Aeon Corporation of Japan 株式会社イーオン
- Type: Kabushiki kaisha
- Industry: Language instruction
- Founded: Tokushima, Japan (1973)
- Headquarters: Okayama, Japan
- Key people: Kiyoshi Aki (Chairman and CEO)
- Website: http://www.aeonet.com/ http://www.aeonet.co.jp (in Japanese)

= Aeon (eikaiwa) =

Chain of English schools in Japan

Aeon (株式会社イーオン, Kabushikigaisha Īon) is a chain of English conversation teaching companies in Japan. It is considered one of the historical "Big Four" eikaiwa schools. The company operates 320 branch schools throughout Japan, and has recruitment offices in New York City and Los Angeles. In November 2013 it was reported that Aeon had approximately 100,000 students studying English.

==History==
In 1973, university classmates Kiyoshi Aki and Tsuneo Kusunoki founded the company AMVIC. The name was a portmanteau of the phrase "AMbition and VICtory." The company would focus on foreign language studies. AMVIC International was later split into two divisions in 1989, as the former partners developed differing visions of the company's future. Aki's company became Aeon, focusing on language learning in Japan. He remains Aeon's chairman as of 2010. Kusunoki's company became GEOS, focusing on global language learning. GEOS and Aeon remained competitors until April 2010 when GEOS filed for bankruptcy protection.

In 2018, Aeon joined the KDDI company umbrella. With the merger, Aeon began using KDDI's AI systems to promote student learning. They continue to use AI technology with their Aeon NET Campus App.

Aeon also partnered with the Ministry of Education, Culture, Sports, Science, and Technology to help train teachers in teaching English in Japan's public school systems in 2018. As of 2020, Aeon has continued to train teachers in partnership with the government.

==Educational services==
Aeon offers many types of English courses and services. For adults, conversation and grammar courses are available, as well as courses on business English. The company also offers training for various tests, such as TOEIC and J-SHINE courses. The company also provides lessons for young children, elementary, and junior high school students in conversation and grammar skills.

==Employee responsibilities==
Teachers at Aeon schools have the following responsibilities, as outlined by Aeon's recruiting website. A "40-hour workweek consisting of a standard number of 30+ teaching hours, with the remaining hours spent on office responsibilities. Office responsibilities include, but are not limited to interviewing prospective students, recommending texts, counseling students, completing progress reports, and greeting students in the lobby", "actively participating in all meetings, workshops and AEON-related campaigns" and contributing to a positive work environment while encouraging students. Teachers usually work from Tuesdays through Saturdays, depending on local school hours and weekly schedules.
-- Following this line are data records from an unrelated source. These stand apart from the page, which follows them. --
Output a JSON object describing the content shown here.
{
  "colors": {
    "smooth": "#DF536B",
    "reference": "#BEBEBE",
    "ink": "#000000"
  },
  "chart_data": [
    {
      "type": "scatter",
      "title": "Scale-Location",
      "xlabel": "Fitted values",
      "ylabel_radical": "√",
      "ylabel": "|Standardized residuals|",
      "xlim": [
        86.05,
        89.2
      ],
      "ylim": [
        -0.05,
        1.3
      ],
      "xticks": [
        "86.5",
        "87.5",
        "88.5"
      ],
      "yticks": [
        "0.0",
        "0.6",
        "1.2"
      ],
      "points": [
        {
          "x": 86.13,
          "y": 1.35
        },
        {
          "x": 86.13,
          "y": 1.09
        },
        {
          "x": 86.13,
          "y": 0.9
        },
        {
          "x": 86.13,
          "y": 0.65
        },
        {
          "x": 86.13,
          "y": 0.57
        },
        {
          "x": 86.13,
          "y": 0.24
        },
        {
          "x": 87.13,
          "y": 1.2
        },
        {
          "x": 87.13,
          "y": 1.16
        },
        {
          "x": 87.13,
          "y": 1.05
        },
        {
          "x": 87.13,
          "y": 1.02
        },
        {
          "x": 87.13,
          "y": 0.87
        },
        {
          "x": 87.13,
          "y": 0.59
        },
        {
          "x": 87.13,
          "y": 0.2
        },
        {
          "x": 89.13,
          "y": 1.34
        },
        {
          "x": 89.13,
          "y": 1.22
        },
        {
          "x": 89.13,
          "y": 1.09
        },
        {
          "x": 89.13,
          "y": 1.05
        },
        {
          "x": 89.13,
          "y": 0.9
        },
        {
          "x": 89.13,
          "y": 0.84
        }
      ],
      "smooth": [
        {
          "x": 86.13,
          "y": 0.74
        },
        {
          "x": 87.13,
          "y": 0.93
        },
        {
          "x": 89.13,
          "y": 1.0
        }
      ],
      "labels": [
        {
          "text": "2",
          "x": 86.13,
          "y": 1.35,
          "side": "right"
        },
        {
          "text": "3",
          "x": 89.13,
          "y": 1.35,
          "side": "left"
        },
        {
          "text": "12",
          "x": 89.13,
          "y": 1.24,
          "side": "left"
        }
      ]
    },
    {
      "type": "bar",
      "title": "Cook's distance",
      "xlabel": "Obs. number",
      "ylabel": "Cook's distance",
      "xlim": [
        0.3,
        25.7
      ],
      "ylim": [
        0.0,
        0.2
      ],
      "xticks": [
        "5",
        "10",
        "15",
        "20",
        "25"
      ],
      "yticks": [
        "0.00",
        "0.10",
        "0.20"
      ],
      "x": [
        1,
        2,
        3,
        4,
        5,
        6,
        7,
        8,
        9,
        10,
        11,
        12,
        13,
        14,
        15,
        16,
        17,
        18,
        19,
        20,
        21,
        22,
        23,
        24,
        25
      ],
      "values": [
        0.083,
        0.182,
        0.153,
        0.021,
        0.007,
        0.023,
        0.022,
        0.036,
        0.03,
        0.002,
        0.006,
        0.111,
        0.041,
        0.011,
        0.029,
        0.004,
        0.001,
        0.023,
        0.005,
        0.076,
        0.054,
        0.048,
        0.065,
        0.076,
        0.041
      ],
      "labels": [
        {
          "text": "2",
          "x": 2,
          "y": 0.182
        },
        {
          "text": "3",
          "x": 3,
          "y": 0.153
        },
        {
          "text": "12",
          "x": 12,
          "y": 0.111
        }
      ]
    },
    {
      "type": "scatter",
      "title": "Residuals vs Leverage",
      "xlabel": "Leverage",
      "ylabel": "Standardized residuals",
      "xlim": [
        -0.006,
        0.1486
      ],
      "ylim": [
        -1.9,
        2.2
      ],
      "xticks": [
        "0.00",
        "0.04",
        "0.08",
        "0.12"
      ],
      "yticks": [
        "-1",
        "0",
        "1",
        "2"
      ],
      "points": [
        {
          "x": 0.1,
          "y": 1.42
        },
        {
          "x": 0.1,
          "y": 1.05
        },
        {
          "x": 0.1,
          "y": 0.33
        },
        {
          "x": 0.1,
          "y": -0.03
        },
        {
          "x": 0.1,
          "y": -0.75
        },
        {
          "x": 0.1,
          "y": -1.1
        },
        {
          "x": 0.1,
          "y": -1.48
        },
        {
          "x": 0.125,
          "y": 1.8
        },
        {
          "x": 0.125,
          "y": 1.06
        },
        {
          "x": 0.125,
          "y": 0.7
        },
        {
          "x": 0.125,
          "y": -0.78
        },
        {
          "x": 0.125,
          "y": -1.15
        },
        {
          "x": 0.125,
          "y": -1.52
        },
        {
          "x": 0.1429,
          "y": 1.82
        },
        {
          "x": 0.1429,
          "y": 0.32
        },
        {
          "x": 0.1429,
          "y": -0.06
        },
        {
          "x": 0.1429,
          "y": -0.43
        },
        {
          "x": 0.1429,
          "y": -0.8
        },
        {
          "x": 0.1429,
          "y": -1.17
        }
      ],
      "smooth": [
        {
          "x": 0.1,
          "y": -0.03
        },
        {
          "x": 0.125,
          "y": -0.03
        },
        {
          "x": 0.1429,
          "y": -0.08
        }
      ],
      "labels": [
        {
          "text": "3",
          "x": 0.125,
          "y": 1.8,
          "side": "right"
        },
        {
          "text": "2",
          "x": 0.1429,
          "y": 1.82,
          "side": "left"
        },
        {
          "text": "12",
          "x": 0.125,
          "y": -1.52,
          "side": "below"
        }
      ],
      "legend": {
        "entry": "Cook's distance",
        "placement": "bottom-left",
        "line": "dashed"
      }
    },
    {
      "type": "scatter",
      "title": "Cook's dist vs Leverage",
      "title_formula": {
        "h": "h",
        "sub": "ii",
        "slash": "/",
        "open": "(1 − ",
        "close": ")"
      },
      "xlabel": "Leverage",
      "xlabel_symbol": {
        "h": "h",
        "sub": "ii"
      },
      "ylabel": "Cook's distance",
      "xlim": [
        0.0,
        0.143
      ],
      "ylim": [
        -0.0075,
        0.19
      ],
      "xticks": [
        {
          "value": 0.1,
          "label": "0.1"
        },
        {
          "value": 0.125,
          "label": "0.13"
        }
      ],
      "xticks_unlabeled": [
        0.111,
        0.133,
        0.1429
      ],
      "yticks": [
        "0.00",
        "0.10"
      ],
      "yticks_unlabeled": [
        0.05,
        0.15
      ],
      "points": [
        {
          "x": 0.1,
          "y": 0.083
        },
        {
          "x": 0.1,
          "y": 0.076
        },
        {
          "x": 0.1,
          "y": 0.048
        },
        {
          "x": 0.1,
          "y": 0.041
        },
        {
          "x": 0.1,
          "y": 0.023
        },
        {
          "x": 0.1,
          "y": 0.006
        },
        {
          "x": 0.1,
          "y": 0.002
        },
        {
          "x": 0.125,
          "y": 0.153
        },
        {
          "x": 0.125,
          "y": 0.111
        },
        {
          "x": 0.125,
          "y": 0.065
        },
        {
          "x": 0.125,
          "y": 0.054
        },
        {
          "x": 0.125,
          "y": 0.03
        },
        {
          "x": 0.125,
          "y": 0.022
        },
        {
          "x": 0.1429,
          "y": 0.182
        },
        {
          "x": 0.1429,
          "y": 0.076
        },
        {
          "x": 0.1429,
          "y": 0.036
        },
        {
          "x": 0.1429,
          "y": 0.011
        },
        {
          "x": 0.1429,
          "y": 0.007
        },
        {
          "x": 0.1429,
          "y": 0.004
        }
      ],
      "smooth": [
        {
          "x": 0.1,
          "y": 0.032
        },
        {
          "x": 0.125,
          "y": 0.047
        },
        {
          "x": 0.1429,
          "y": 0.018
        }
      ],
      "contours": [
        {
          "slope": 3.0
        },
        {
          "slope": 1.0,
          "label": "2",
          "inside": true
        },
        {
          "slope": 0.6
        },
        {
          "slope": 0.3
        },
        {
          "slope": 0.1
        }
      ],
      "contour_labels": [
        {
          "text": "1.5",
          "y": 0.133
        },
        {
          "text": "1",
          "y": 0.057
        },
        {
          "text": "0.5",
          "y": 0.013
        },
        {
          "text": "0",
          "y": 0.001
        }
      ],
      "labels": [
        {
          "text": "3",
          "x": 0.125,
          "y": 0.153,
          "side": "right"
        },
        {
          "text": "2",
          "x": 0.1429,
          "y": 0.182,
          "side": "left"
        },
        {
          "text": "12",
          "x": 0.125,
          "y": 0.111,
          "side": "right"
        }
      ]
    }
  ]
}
Aside from teaching positions, the company also employs emergency teachers who travel and assist at various schools, "corporate division" teachers who teach at various business offices, trainers, curriculum development staff, recruiters, and other forms of management staff.

==Company structure==
Aeon's corporate headquarters are in Okayama. Its operations are divided into three regions.

| Region | Areas covered | Number of schools | Headquarters | Regional manager |
|---|---|---|---|---|
| East Japan | Hokkaidō, Tōhoku, Kantō, Kōshin'etsu and Kansai | 149 | Shinjuku | Yoshikazu Miyake |
| Central Japan | Tōkai, Chūbu, Hokuriku, Kyūshū and Okinawa | 71 | Nagoya | Kiyoshi Aki |
| West Japan | Chūgoku and Shikoku | 26 | Okayama | Masashi Satō |

Aeon also has a subsidiary named Aeon Amity which offers classes to children and students up to high school age. The Amity group operates 85 schools throughout Japan.

Aeon is a member of the Japan Association for the Promotion of Foreign Language Education (全国外国語教育振興協会, zenkoku gaikokugo kyōiku shinkō kyōkai).

As of December 2010, Aeon held total assets of 28.7 billion yen. Its total revenue for 2009 was 24.8 billion yen.

On 5 February 2010, Aeon announced that it would henceforth be depositing 50% of the lesson fees that students pay up-front into a trust account managed by the Mizuho Trust Bank. These funds would be held on behalf of the students, to be refunded in the event the company could no longer continue operating. The initial amount paid into the trust account was 4.3 billion yen.